Talisca (37’), Jonas (78’) e Jardel (88’) marcaram os golos benfiquistas, numa noite que sublinhou três realidades. A primeira que o Benfica voltou definitivamente as costas à “nota artística” em detrimento do resultado; a segunda que Jorge Jesus vai ter mais trabalho para substituir Enzo Pérez do que talvez tenha imaginado; a terceira que provavelmente está descoberto o “trinco”, o número 6 que a equipa ainda não tinha encontrado de facto, Bryan Cristante, apesar da utilização de Samaris nesse lugar. O grego, castigado, ficou de fora, e o italiano agarrou a oportunidade, naquela que terá sido a tarefa mais ingrata da noite.

Números dos destaques

Jorge Jesus voltou a apostar em Talisca para o lugar anteriormente ocupado por Enzo Pérez, e mais uma vez não resultou. Não há no brasileiro uma noção posicional eficaz em termos defensivos, notando-se nos números estatísticos da partida. Ao intervalo, o baiano havia recuperado apenas uma vez a bola, tentando três desarmes – no final somou três recuperações apenas -, e sobrou para Cristante a tarefa de dar equilíbrio defensivo à equipa, perante o 4-2-3-1 agressivo do Penafiel no “miolo”. No final, o ex-AC Milan contabilizou um desarme, três alívios e 12 recuperações de bola (perdeu-a 24 vezes, é certo, contra 19 de Talisca). Por outro lado, grande parte do futebol benfiquista passou pelos seus pés, registando 100 toques na bola (só André Almeida, com 105, teve mais), e 86 passes (o máximo das “águias”), com 76,7% de eficácia.

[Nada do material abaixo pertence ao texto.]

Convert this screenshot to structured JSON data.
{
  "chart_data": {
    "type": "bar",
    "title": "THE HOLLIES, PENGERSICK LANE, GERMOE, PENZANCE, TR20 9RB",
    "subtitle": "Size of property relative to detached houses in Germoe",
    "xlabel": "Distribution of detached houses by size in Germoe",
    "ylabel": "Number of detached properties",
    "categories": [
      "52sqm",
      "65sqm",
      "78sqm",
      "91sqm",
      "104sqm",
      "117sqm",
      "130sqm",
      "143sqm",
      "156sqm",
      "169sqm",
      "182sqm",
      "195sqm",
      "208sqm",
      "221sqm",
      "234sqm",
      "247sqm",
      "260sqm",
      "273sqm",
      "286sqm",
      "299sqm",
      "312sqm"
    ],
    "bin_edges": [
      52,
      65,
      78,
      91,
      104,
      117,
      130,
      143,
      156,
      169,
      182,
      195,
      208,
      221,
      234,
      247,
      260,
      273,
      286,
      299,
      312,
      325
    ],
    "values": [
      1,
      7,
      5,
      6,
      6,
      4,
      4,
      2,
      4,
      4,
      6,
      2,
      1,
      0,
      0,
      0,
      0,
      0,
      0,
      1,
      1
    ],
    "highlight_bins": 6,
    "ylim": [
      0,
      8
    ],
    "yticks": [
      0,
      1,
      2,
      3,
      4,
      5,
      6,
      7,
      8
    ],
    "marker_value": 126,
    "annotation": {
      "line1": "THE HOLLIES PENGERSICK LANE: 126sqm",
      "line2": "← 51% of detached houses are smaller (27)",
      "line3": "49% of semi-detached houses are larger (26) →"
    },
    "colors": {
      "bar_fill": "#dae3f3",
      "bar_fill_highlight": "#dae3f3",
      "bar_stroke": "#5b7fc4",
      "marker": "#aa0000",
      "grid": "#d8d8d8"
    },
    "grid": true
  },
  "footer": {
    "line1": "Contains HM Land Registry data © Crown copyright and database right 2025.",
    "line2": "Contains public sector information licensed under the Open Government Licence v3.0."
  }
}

Gaitán foi o motor criativo do Benfica, bem apoiado, diga-se, pelo intermitente Ola John. O argentino fez três remates, apenas um enquadrado, mas efectuou quatro passes para ocasião e fez uma assistência, para além de ter participado activamente noutro dos golos. Ola John esteve muito activo, com três passes para ocasião, num universo de 51, que registou 86,3% de eficácia (fez 35 passes no meio-campo contrário, com 82,9% de acerto).

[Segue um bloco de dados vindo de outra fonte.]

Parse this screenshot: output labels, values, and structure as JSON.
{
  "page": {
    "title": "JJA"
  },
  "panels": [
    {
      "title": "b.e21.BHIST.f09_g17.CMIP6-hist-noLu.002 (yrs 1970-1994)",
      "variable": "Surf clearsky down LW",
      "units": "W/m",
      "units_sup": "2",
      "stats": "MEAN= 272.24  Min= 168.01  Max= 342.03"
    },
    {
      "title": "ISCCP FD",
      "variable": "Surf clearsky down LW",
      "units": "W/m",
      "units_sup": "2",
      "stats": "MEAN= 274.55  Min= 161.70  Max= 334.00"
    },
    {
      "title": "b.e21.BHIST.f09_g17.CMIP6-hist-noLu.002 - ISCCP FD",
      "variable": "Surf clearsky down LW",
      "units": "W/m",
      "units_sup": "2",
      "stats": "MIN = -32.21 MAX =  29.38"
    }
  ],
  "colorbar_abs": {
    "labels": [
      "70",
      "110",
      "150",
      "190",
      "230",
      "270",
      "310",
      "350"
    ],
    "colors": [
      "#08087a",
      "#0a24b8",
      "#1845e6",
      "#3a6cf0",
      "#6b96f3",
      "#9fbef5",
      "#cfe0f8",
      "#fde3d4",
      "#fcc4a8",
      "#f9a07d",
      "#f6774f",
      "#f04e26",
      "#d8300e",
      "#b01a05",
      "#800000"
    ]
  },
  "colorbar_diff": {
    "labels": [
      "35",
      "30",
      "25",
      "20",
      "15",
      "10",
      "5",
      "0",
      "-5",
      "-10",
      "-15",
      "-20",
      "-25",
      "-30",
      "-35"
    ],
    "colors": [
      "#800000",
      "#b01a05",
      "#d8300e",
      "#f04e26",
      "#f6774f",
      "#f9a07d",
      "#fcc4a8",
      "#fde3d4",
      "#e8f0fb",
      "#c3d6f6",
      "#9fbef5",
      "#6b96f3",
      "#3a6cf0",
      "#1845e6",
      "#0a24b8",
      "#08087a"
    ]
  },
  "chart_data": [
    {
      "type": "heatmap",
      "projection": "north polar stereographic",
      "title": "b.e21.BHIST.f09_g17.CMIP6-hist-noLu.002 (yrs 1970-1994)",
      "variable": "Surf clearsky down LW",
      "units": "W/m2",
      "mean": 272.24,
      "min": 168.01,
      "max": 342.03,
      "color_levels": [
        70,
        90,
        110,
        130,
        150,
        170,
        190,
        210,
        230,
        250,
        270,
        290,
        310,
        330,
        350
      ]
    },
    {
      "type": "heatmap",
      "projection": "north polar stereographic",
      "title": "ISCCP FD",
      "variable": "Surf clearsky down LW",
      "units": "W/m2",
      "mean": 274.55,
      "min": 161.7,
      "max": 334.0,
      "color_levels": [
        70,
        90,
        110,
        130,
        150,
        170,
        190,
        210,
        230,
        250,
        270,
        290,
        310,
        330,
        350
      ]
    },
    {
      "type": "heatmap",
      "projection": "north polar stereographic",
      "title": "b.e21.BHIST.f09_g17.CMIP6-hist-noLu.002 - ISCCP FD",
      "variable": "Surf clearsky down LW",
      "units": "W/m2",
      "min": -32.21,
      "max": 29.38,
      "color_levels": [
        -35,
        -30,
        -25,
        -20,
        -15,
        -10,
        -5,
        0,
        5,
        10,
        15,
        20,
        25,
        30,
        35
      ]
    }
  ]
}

O 4-4-2 benfiquista foi, mesmo com as condicionantes referidas acima, suficiente para anular um Penafiel que conseguiu, no seu total, apenas dois passes para ocasião, muito pouco para quem queria pontuar. Não conseguiu, aliás, aproveitar as muitas perdas de bola (161) do Benfica em todo o jogo (os da casa perderam 135). Isto porque não a conseguiu ter durante muito tempo. No final o Benfica terminou com 69,2% de posse de bola contra 30,8%, que nem a expulsão de Tony por duplo amarelo, aos 65 minutos, consegue justificar. Os “encarnados” somaram 16 remates, seis enquadrados e nove de dentro da grande área, para apenas três tentativas penafidelenses (uma apenas enquadrada); efectuaram 560 passes contra 249 do Penafiel e com uma eficácia de 80,2% (63,5% dos da casa).

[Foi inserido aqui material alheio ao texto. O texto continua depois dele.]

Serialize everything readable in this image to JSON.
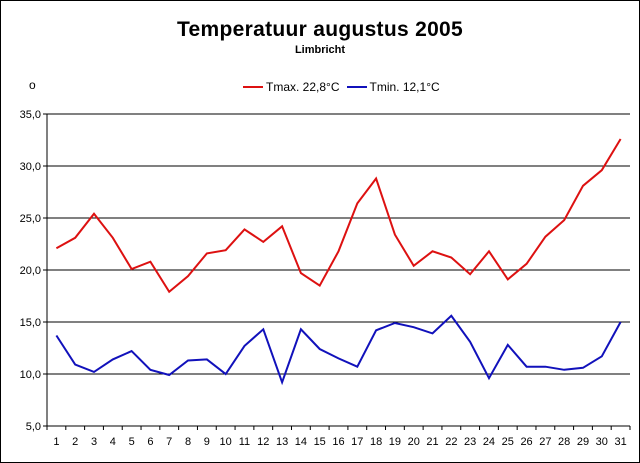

O triunfo do Benfica foi evidente, justo, pelo que se viu em campo e pelo que os números demonstram inequivocamente. E deu ainda para estrear o jovem Gonçalo Guedes, de 18 anos, na Liga. Os campeões nacionais continuam em primeiro, com mais seis pontos que o FC Porto, enquanto os anfitriões mantêm o penúltimo posto. Ambos os treinadores levam problemas para resolver.